To get a list of discussions for a set of topics, we use the get_topics_discussions()
function as follows:
get_themes() %>%
filter(themes %in% c("Coverage assessment", "Food assistance")) %>%
get_themes_topics() %>%
get_topics_discussions()
which results in
#> # A tibble: 505 x 10
#> theme topic user userCode job role date_time type code post
#> <chr> <chr> <chr> <chr> <chr> <chr> <dttm> <chr> <chr> <chr>
#> 1 Cover… Reso… Tams… user24 en-n… Foru… 2011-12-06 11:59:00 ques… 574 "Dea…
#> 2 Cover… Reso… Mark… user31 Cons… Freq… 2011-12-06 13:24:00 answ… 1536 "And…
#> 3 Cover… Reso… Erne… user999 Kati… Tech… 2011-12-22 18:02:00 answ… 1603 "Wor…

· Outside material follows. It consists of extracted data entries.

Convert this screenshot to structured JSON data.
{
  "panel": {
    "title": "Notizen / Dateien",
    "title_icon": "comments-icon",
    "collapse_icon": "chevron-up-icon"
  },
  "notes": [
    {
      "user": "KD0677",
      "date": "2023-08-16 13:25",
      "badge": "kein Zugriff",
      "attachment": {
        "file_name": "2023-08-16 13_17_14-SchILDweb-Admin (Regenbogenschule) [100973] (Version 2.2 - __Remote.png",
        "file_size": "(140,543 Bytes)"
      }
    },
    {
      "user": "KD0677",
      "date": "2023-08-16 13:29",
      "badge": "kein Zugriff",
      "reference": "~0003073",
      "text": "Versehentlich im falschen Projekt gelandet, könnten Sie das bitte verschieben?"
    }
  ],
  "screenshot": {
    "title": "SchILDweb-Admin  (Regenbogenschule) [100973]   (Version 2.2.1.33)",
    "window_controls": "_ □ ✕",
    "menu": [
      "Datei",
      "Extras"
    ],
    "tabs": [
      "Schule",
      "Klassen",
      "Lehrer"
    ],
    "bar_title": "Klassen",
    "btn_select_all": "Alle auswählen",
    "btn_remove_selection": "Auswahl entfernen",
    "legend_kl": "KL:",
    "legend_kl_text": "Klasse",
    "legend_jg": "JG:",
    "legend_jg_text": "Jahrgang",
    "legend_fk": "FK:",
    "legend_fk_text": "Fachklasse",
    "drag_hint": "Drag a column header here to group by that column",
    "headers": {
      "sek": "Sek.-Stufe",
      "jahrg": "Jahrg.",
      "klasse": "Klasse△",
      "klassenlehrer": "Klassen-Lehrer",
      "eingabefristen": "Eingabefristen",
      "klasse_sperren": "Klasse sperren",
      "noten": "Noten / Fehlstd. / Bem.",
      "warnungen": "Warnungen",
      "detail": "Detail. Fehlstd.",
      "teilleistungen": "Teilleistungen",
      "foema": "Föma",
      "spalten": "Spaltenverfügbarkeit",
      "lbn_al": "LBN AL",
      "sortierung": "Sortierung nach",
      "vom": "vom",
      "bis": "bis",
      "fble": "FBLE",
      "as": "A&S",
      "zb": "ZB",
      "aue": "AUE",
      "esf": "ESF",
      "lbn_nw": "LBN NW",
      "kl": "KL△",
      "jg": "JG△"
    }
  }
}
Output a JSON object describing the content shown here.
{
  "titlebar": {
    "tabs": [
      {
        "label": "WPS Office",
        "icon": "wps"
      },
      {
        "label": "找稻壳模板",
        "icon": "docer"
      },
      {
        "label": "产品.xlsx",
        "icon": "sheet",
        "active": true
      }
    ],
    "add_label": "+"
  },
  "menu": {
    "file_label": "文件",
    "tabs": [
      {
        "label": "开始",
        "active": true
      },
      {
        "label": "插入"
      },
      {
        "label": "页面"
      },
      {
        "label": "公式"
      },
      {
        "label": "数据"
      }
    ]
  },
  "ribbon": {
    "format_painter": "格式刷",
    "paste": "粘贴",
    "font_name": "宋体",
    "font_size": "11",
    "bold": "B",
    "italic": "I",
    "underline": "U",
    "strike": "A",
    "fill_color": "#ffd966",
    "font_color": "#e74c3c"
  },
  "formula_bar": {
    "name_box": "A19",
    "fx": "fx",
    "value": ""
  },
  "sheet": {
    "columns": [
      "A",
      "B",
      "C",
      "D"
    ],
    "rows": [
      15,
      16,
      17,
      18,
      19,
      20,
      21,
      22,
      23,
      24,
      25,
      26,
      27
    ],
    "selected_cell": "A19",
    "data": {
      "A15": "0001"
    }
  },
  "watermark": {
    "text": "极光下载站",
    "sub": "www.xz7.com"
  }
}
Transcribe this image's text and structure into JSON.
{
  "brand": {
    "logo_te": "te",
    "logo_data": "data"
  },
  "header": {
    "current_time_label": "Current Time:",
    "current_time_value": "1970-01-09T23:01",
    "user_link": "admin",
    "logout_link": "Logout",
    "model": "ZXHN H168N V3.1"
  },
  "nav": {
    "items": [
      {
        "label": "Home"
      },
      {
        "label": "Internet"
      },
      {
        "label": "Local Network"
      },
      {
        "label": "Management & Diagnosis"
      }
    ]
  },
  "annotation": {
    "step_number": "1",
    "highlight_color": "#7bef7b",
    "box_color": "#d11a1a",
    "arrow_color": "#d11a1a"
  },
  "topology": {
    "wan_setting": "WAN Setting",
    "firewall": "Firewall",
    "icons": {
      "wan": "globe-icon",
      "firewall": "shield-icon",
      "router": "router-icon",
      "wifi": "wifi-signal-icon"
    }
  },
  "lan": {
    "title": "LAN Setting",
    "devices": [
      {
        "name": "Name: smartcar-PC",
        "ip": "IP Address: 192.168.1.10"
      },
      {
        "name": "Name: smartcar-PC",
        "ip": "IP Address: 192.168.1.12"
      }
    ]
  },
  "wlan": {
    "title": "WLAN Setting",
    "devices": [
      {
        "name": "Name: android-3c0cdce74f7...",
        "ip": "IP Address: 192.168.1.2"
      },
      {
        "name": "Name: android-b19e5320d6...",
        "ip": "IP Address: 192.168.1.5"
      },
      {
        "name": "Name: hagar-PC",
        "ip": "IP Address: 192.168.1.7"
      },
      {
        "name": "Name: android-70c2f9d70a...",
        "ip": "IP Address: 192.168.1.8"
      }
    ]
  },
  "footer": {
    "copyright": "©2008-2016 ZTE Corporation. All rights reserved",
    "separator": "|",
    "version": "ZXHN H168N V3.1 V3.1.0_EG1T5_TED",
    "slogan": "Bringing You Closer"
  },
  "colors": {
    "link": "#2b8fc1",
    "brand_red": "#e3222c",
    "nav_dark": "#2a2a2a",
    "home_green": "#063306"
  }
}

#> 4 Cover… Reso… Saul… user1000 Dire… Tech… 2012-01-11 08:59:00 answ… 1664 "And…
#> 5 Cover… Reso… Mark… user31 Cons… Freq… 2012-05-01 12:29:00 answ… 2076 "Jus…
#> 6 Cover… Reso… Erne… user999 Kati… Tech… 2012-05-26 09:48:00 answ… 2180 "We …
#> 7 Cover… Reso… Erne… user999 Kati… Tech… 2012-07-05 11:19:00 answ… 2278 "Dea…
#> 8 Cover… Reso… Mark… user31 Cons… Freq… 2012-09-17 16:40:00 answ… 2442 "Upd…
#> 9 Cover… Reso… Mark… user31 Cons… Freq… 2012-11-01 16:19:00 answ… 2615 "And…
#> 10 Cover… Reso… Mark… user31 Cons… Freq… 2013-04-30 17:19:00 answ… 3288 "The…
#> # … with 495 more rows
The resulting table contains information on all the discussions within all the topics within the thematic areas of Coverage assessment and Food assistance including the text data on the question and the ensuing reply/replies to the question.